Bank regulators, as well as Fannie Mae and Freddie Mac, require that banks provide mortgage servicers with the original notes before those servicers begin foreclosures. If the servicers comply with these rules by having the original notes in their possession before they begin foreclosures, no foreclosure will be delayed should inspection of that note be requested during the case.
Furthermore, nothing in L.D. 145 would have given any party, or even a Maine court, any right or power to delay a foreclosure while the note inspection process contemplated by L.D. 145 was proceeding.
The Maine homeowners who are being victimized by the national mortgage servicers all do their banking at local Maine banks and credit unions. The Maine banks deprived these Maine homeowners of the simple protection against the abuses that L.D. 145 would have provided.

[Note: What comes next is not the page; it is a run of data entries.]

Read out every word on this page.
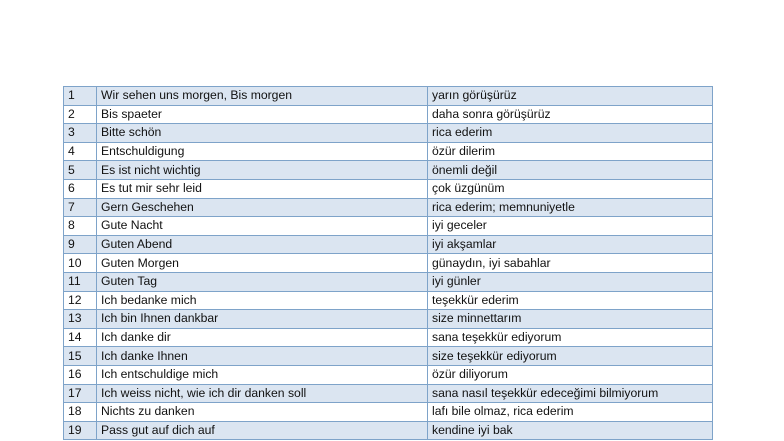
1	Wir sehen uns morgen, Bis morgen	yarın görüşürüz
2	Bis spaeter	daha sonra görüşürüz
3	Bitte schön	rica ederim
4	Entschuldigung	özür dilerim
5	Es ist nicht wichtig	önemli değil
6	Es tut mir sehr leid	çok üzgünüm
7	Gern Geschehen	rica ederim; memnuniyetle
8	Gute Nacht	iyi geceler
9	Guten Abend	iyi akşamlar
10	Guten Morgen	günaydın, iyi sabahlar
11	Guten Tag	iyi günler
12	Ich bedanke mich	teşekkür ederim
13	Ich bin Ihnen dankbar	size minnettarım
14	Ich danke dir	sana teşekkür ediyorum
15	Ich danke Ihnen	size teşekkür ediyorum
16	Ich entschuldige mich	özür diliyorum
17	Ich weiss nicht, wie ich dir danken soll	sana nasıl teşekkür edeceğimi bilmiyorum
18	Nichts zu danken	lafı bile olmaz, rica ederim
19	Pass gut auf dich auf	kendine iyi bak
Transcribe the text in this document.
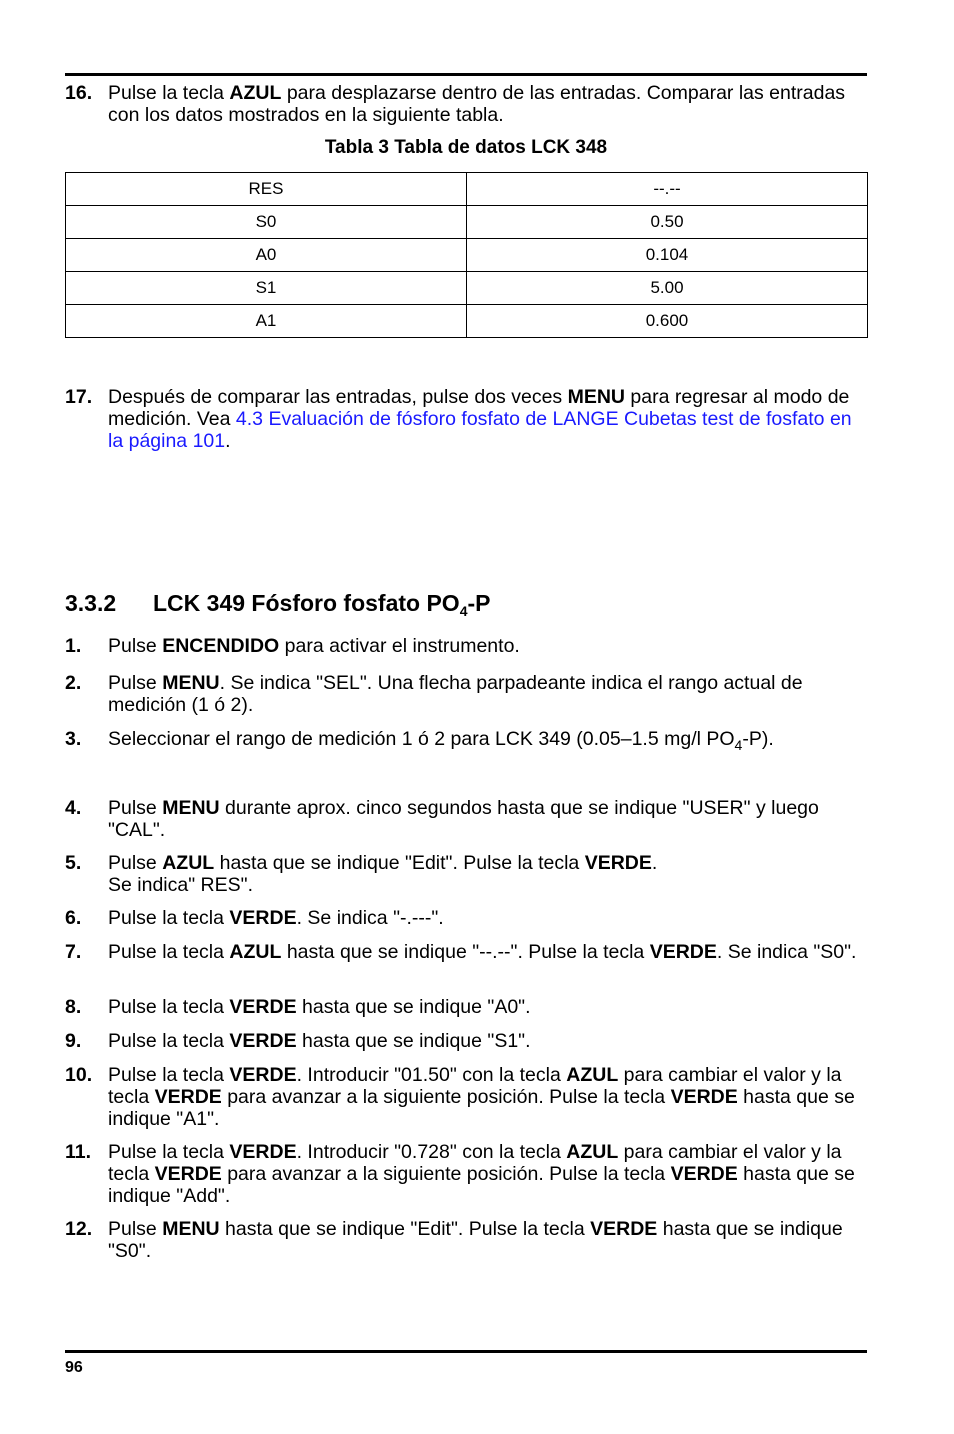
16. Pulse la tecla AZUL para desplazarse dentro de las entradas. Comparar las entradas con los datos mostrados en la siguiente tabla.
Tabla 3 Tabla de datos LCK 348
RES	--.--
S0	0.50
A0	0.104
S1	5.00
A1	0.600
17. Después de comparar las entradas, pulse dos veces MENU para regresar al modo de medición. Vea 4.3 Evaluación de fósforo fosfato de LANGE Cubetas test de fosfato en la página 101.
3.3.2 LCK 349 Fósforo fosfato $PO_4-P$
1. Pulse ENCENDIDO para activar el instrumento.
2. Pulse MENU. Se indica "SEL". Una flecha parpadeante indica el rango actual de medición (1 ó 2).
3. Seleccionar el rango de medición 1 ó 2 para LCK 349 (0.05–1.5 mg/l $PO_4-P$).
4. Pulse MENU durante aprox. cinco segundos hasta que se indique "USER" y luego "CAL".
5. Pulse AZUL hasta que se indique "Edit". Pulse la tecla VERDE.
Se indica" RES".
6. Pulse la tecla VERDE. Se indica "-.---".
7. Pulse la tecla AZUL hasta que se indique "--.--". Pulse la tecla VERDE. Se indica "S0".
8. Pulse la tecla VERDE hasta que se indique "A0".
9. Pulse la tecla VERDE hasta que se indique "S1".
10. Pulse la tecla VERDE. Introducir "01.50" con la tecla AZUL para cambiar el valor y la tecla VERDE para avanzar a la siguiente posición. Pulse la tecla VERDE hasta que se indique "A1".
11. Pulse la tecla VERDE. Introducir "0.728" con la tecla AZUL para cambiar el valor y la tecla VERDE para avanzar a la siguiente posición. Pulse la tecla VERDE hasta que se indique "Add".
12. Pulse MENU hasta que se indique "Edit". Pulse la tecla VERDE hasta que se indique "S0".
96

Could their opposition arise out of the fact that Bank of America is a member of the Maine Bankers Association, and is the second-largest mortgage servicer in the country and one of the biggest violators of Maine's rule requiring proof of ownership of the note?
Tellingly, the Maine Credit Union League worked with us to develop L.D. 145 into a bill that would have been effective in helping Maine homeowners while imposing the least possible burden on Maine financial institutions.
The league saw the need for the homeowner protections that we were seeking and threw its full support behind L.D. 145. It worked hard in the Legislature to try to counteract the disinformation about the bill being put out by the Maine Bankers Association and its army of lobbyists, only to see its good efforts undone by our governor, who was also misled by the bankers' false assertion that L.D. 145 would have delayed foreclosures.
Maine's credit unions demonstrated yet again that they truly care about Maine's citizens, while the Maine Bankers Association has shown that it apparently does not.